Roseanne Barr Unapologetically Tells Haters What They Can Do

Roseanne Barr is done with apologies. The former Roseanne star, who held her first TV interview [...]

Roseanne Barr is done with apologies. The former Roseanne star, who held her first TV interview Thursday night since being fired by ABC, has a message for people who don't appreciate her jokes: "F— off."

When asked by TMZ if a joke she made about Valerie Jarrett's hair distracted from other points she made on Fox News' Hannity Thursday night, Barr responded, "They hate jokes. They should f— off."

Barr was axed from ABC and her sitcom was canceled in May after she sent a tweet comparing Jarrett, a former Obama adviser, to an ape.

During her hour-long interview with Fox News host Sean Hannity, Barr apologized to Jarrett (after initially protesting and saying she had already apologized) and disputed the idea that she is racist. The 65-year-old maintained that her tweet was not racist and that instead it was "political."

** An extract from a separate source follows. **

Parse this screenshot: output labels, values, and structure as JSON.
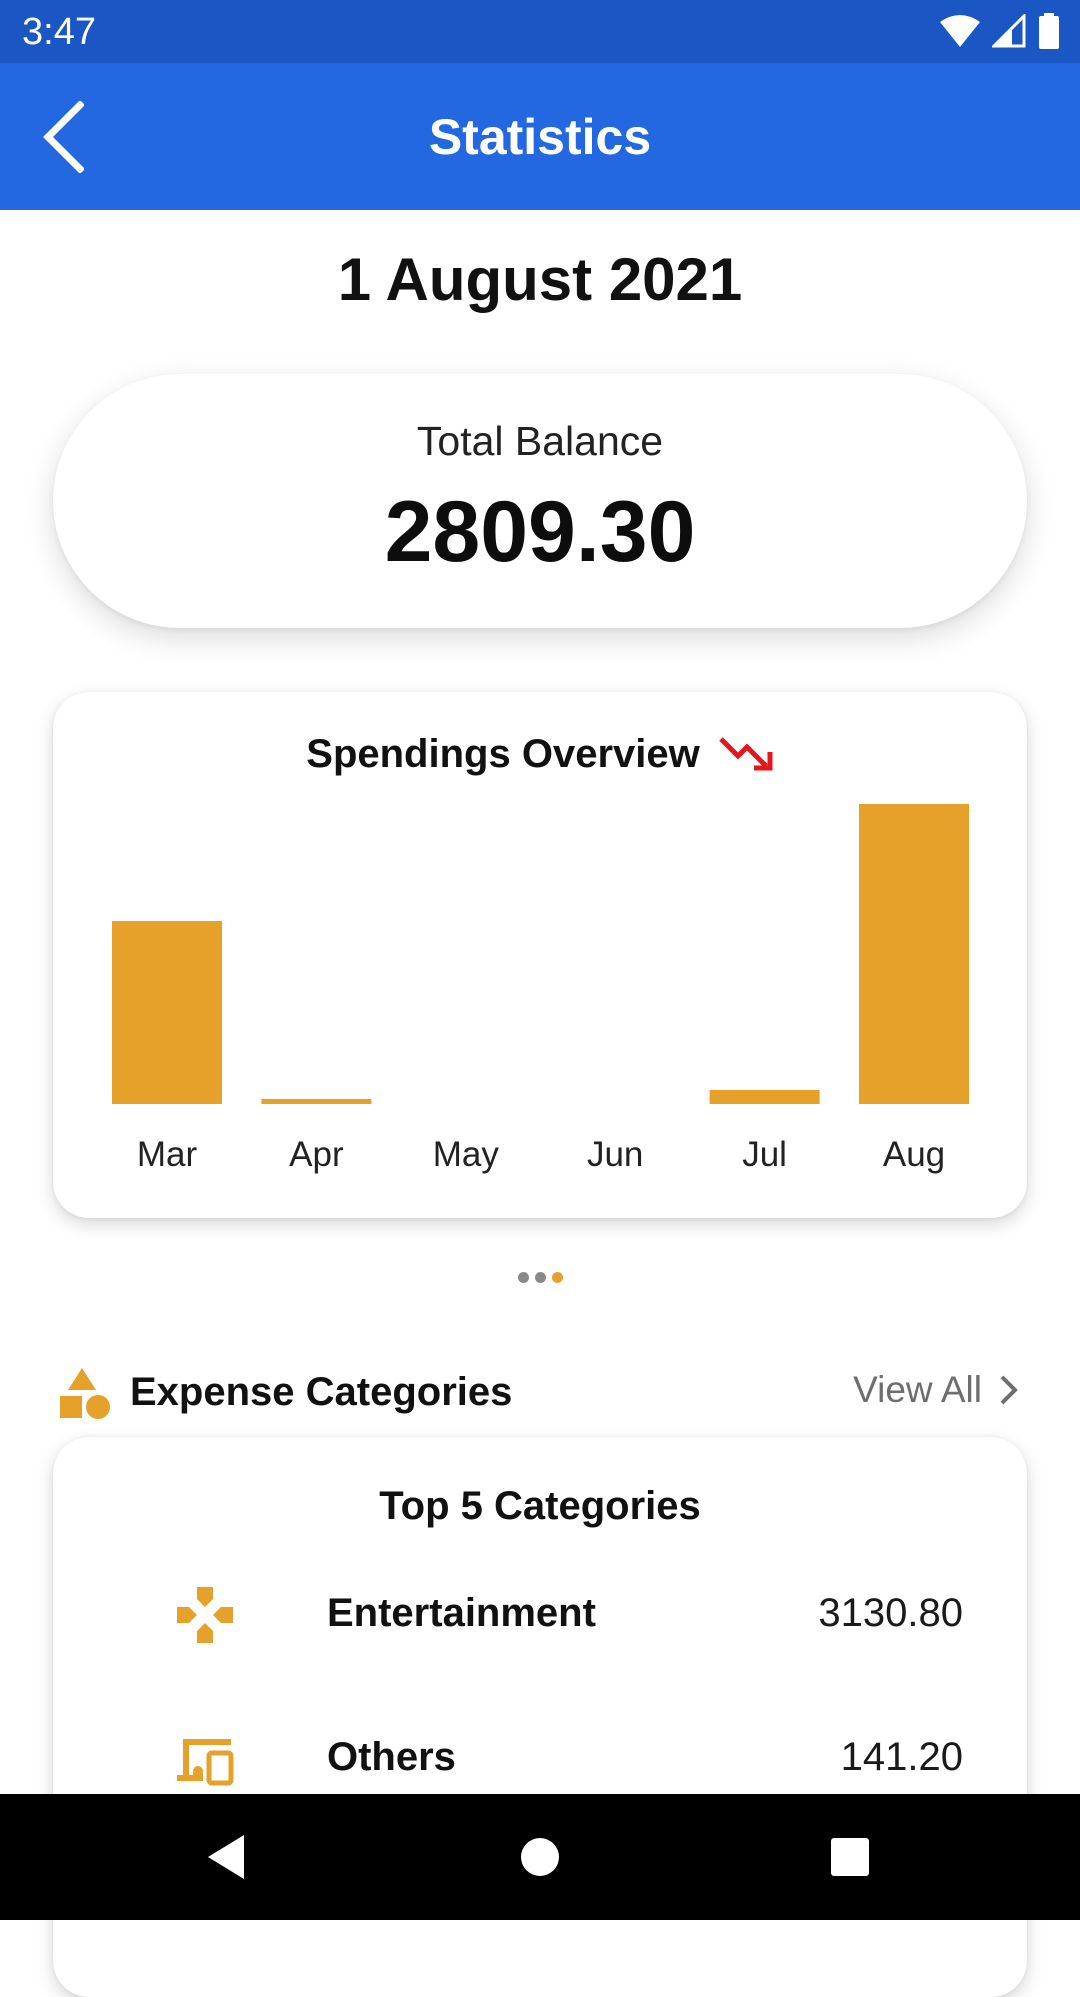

The tweet, aimed at Iran-born Jarrett, who is of African-American descent, said, "muslim brotherhood & planet of the apes had a baby — vj."

"I told ABC this at the beginning: I will always defend Israel," Barr, who is Jewish, said on Hannity. "So that is a tweet about asking for accountability from the previous administration about the Iran deal" which Jarrett was involved in brokering.

She also claimed that she "was allowed under my contract to have 24 hours to correct any mistake" she made while tweeting. She said she asked for time on ABC's The View to tell her side of the story, but the request didn't come through in a timely manner.

"I could fight this [termination], but ... no, I'm just going to walk away," she said she decided at the time.

After much pressing from Hannity asking if Barr would apologize to Jarret ("I already have said I'm sorry for two months," she initially protested), Barr apologized.

"I'm so sorry that you thought I was racist and that you thought that my tweet was racist, because it wasn't. It was political. And I'm sorry for the misunderstanding that caused... my ill-worded tweet," Barr said. "And you know, I'm sorry that you feel harmed and hurt. I never meant that and for that, I apologize. I never meant to hurt anybody or say anything negative about an entire race of people, which I think 30 years of my work can attest to."

She also said that ABC, which ordered a Barr-less spinoff for the fall, called The Conners, "should be so lucky" to get ratings as high as Roseanne's ever again. Not only was Roseanne the highest-rated comedy on ABC, it was the No. 1-rated, most-watched comedy on all of television.

"I was excited to show that [the Conner] family is [now] multiracial and also lives next door to Muslims whose ideas they don't agree with. That was what I brought to television and what kicked everybody's ass in the ratings," Barr told Hannity. "[ABC] should be so lucky that they'll ever get anywhere near that."